No doomer

So, I’ve been relatively quiet about current sociopolitical events in the US (at least, more than usual); mostly because I don’t have a lot of great insights on what to do to fix things.

My shtick for years has been ‘authoritarian fundamentalists have specific goals and have been working consistently towards them on multiple fronts for multiple generations; they should be taken seriously as a meaningful threat to human freedom.’ And, well, yup.

It’s a difficult moment, emotionally and psychologically. I was raised in authoritarian fundamentalism, and transitioned smoothly into right-wing politics. I participated willingly and enthusiastically in grass-roots efforts to advance their goals.

In time — through the process of evangelizing the movement’s ideals and mission — I cam to realize those goals were actually pretty monstrous. I spent the next decade or two extracting myself from it, building a life outside its reach, and trying to undo what harm I could.

The hardest thing to discover about the world “outside” was that it is not engaged in a concerted campaign to stop fundamentalists.
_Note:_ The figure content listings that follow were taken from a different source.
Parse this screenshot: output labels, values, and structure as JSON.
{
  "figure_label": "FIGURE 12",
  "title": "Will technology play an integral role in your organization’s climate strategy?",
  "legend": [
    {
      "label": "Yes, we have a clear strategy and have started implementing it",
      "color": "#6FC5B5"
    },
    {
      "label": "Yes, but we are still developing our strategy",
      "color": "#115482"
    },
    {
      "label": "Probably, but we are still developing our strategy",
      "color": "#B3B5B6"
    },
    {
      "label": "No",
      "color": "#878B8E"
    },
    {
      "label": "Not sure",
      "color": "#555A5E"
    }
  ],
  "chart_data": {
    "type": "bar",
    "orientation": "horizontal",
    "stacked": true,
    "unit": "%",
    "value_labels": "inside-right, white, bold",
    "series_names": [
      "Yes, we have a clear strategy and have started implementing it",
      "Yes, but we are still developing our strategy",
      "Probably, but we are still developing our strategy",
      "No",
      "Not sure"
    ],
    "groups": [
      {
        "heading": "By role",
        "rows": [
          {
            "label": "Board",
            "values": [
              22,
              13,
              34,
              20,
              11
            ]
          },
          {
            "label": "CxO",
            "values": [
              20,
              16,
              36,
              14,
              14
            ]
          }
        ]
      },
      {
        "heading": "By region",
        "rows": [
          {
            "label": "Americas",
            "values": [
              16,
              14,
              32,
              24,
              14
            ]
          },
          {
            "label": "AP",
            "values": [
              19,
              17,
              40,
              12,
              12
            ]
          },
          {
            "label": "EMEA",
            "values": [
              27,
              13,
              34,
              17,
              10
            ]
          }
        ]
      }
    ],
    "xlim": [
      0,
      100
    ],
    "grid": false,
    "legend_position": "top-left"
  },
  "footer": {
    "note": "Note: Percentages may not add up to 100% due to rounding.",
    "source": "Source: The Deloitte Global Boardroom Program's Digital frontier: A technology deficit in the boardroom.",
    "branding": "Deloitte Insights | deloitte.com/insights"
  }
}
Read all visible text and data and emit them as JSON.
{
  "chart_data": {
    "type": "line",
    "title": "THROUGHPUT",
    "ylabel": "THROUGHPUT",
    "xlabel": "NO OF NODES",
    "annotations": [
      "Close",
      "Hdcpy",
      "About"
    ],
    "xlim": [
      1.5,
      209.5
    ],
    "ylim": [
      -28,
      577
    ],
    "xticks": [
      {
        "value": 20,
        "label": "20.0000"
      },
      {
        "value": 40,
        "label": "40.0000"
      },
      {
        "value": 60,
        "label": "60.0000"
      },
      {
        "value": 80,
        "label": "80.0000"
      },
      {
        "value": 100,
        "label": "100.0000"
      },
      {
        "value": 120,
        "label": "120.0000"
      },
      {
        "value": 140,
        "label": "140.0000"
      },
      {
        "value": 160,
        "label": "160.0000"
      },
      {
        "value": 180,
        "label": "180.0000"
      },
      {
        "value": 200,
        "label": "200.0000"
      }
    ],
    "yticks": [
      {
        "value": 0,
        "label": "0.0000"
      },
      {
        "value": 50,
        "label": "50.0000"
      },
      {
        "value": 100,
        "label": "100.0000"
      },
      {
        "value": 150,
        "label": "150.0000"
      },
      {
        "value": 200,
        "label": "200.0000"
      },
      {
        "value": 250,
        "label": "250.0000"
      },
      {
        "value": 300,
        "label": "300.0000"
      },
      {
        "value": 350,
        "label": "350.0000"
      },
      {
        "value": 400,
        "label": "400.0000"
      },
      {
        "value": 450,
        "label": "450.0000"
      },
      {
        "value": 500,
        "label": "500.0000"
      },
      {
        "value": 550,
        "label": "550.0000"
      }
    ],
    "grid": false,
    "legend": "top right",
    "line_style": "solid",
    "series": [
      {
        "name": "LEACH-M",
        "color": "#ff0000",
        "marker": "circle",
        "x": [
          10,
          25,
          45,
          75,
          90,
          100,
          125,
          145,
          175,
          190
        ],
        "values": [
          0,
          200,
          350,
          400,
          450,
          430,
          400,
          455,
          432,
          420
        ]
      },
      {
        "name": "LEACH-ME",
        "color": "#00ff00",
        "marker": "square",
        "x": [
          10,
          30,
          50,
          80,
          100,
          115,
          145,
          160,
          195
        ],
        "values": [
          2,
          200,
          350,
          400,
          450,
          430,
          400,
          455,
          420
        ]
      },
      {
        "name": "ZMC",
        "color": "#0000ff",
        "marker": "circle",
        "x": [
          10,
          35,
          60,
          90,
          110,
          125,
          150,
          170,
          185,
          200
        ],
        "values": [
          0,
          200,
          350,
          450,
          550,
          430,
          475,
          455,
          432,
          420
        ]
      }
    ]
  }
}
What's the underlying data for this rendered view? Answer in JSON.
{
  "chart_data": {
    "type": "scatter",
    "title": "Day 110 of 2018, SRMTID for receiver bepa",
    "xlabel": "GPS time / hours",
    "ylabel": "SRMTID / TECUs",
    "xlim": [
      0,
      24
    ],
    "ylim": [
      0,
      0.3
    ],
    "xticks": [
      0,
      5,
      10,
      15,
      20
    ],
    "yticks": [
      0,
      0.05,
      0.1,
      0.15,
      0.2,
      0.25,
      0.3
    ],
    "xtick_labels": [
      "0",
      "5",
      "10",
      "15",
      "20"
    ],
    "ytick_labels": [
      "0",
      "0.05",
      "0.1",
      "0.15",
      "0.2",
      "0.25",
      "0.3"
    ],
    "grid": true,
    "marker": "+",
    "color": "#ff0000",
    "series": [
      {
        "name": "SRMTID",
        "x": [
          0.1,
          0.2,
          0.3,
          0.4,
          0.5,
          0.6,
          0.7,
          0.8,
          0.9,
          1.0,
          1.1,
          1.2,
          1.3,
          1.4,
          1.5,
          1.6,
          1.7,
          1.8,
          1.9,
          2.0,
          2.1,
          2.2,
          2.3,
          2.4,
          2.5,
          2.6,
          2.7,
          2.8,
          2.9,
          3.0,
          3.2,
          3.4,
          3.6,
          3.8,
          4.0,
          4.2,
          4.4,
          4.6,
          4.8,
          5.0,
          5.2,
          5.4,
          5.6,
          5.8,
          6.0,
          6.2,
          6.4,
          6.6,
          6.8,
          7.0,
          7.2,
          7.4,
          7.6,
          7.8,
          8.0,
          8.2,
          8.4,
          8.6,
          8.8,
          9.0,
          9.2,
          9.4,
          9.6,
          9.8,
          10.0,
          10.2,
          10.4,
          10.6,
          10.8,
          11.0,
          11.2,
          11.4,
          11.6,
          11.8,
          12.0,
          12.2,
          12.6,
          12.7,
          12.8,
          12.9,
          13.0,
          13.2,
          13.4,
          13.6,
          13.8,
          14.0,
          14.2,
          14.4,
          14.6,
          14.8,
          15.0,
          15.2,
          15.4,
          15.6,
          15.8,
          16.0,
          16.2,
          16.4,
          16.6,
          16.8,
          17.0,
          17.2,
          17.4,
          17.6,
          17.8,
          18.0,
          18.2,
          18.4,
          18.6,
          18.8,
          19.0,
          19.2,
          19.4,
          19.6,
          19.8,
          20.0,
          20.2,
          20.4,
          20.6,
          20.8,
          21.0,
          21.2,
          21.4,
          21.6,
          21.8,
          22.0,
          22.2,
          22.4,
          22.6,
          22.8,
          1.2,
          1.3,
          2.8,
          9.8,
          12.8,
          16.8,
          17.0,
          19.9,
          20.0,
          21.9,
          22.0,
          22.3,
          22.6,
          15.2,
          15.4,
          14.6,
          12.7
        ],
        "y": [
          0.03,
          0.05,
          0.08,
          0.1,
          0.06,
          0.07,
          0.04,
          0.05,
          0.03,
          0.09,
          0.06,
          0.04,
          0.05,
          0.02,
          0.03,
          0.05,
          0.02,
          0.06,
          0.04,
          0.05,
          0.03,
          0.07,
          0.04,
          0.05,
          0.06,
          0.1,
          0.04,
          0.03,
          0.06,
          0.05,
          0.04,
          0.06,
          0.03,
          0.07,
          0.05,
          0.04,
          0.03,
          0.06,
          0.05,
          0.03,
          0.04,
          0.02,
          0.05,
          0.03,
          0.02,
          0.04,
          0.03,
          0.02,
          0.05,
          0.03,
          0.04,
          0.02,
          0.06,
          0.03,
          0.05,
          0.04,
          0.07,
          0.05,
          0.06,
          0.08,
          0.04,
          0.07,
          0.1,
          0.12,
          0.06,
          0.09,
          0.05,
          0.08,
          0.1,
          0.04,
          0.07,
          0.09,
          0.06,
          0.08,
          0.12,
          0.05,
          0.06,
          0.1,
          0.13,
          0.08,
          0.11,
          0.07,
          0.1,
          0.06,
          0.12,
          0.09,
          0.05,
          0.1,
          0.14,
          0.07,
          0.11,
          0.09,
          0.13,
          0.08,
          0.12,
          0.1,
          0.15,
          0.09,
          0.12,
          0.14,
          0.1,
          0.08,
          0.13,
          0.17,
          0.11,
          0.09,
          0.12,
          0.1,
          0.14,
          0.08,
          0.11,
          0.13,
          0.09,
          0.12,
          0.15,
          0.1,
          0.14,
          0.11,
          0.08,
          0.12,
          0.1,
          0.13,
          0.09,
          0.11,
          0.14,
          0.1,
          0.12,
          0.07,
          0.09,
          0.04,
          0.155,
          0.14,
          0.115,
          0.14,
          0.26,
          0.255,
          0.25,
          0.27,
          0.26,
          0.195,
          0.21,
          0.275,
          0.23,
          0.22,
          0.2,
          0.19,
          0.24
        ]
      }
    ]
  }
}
The world outside barely even believes that fundamentalist authoritarians actually exist, and when confronted with them insists they’re anomolies.

Control of the Supreme Court was not their goal, just a tactic they prioritized after realizing its importance in the cultural conflicts of the 60s and 70s. They identified it as one of many angles to attack in order to affect cultural change, and kept at it for half a century.

That tactic is now delivering, and will continue to deliver for some time. Teacher-led prayer is back in schools; government agencies no longer have the power to regulate; abortion is no longer protected; simply not being straight is explicitly next on the list.

There is no One Simple Trick or protest or vote that will alter that fact. Even if the Democratic Party was willing to oppose them in any meaningful way, it is irrelevant to the movement’s plans for the time being: they were created specifically to end-run around voting.

That isn’t to say that voting is irrelevant; just that it is not going to change what is happening right now. More Democrats will not change it. More protests will not change it. Appealing to a restoration of norms will not change it; those norms are dead history now.

I’m trying not to be a doomer, here: I hope that what I’m saying isn’t a trigger for despair.

Listen to, and read people who have worked and walked through similar times. Black abolitionists, reproductive health and AIDS activists, labor organizers…

Figure out the world and the society you need and want and work iteratively towards it, whether that is how you treat yourself, what you do for others around you, who you vote for, what you say publicly, what you dedicate your time to.